Goffman describes how a performer must maintain a certain distance from their role in order to actually control the performance. It is worth considering if a disciplinary society, in which one's actions are heavily attended to by the apparatus-audience, causes only further feelings of contradiction with the role which is theoretically a natural identity.
Withdrawal as a form of discipline:It will be apparent that an automatic way of ensuring that no member of the team or no member of the audience acts improperly is to limit the size of both teams as much as possible. Other things being equal, the fewer the members, the less possibility of mistakes, ’difficulties,’ and treacheries.
25.02.2024
Finished this book last night, but was to tired to write anything down. Pretty good, I'm glad to see Goffman acknowledge is only one possible framework through which one can analyze social phenomena. Every Serious sociological book I read, with its particular clinical town towards human activity, makes me understand why Ballard wrote Like That.

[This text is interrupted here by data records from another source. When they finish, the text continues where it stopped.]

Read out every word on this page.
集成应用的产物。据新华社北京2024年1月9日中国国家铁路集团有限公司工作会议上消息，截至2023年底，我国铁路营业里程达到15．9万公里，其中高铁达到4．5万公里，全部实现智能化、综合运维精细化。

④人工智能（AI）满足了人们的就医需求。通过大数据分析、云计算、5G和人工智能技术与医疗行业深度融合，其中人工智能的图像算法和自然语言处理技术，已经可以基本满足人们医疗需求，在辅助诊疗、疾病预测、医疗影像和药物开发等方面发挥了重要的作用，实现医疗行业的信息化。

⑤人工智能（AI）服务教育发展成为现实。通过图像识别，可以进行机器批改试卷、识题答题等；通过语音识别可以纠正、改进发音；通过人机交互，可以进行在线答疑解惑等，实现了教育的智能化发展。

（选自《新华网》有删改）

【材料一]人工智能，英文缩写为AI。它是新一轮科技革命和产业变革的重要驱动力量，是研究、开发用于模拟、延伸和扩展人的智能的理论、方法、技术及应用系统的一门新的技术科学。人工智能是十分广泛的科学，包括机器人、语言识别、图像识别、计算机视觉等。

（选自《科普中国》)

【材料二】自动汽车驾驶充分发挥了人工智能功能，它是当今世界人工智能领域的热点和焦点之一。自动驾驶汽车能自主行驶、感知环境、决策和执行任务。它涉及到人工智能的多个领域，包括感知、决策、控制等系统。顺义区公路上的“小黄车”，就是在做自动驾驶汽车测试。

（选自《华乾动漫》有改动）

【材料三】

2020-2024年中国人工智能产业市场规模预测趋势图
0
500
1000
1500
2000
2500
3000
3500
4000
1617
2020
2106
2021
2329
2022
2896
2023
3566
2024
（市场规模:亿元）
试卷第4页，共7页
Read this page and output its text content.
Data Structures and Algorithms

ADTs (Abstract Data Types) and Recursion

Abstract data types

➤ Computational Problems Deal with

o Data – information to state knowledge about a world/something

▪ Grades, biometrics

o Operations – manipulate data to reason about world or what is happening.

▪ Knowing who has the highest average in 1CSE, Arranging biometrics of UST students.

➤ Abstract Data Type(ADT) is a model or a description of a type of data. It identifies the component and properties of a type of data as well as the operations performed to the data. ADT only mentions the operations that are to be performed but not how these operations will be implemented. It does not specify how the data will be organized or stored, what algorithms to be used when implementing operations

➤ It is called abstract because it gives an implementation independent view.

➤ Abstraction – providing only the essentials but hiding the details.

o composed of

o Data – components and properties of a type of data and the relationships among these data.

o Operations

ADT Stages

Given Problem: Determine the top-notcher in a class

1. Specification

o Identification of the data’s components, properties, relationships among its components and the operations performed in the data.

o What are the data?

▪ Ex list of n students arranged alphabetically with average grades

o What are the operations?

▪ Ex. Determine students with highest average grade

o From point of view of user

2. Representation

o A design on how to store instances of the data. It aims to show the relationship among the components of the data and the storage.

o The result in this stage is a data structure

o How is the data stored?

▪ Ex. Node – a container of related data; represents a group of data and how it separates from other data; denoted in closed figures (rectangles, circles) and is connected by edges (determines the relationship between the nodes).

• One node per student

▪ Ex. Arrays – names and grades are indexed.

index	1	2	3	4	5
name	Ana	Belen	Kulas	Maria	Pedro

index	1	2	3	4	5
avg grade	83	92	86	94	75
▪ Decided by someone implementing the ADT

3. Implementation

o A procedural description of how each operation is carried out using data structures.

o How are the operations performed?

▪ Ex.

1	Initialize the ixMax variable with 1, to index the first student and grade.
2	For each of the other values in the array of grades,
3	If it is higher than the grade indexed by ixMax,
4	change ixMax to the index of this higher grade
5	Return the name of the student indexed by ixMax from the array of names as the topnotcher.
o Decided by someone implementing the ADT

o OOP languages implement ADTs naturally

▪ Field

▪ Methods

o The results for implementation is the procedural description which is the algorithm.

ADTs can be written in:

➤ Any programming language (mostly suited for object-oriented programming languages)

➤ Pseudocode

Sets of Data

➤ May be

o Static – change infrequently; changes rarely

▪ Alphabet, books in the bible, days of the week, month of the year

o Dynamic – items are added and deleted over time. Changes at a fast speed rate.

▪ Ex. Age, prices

The quote that When an event occurs which is expressively incompatible with this fostered impression, significant consequences are sim ultaneously felt in three levels of social reality, each of which involves a different point of reference and a different order of fact.
and the subsequent description thereof significantly remind me of Tetsuo. I need to keep this in mind for one of my artistic projects.
This book is more suitable to sythesis with Foucault than I had expected, and it was quite funny to see Goffman at the end mention how power's "means of action" are in fact frequently a means of communication (it was particularly amusing that this was mentioned on the topic of physical coercion).
The epigraph at the very beginning is a quote from George Santayana defending masks agains those who not be angry with them for not being faces. Of course there is a great deal of value in masks. But we perhaps pretend too easily that they are faces as we play on the social stage.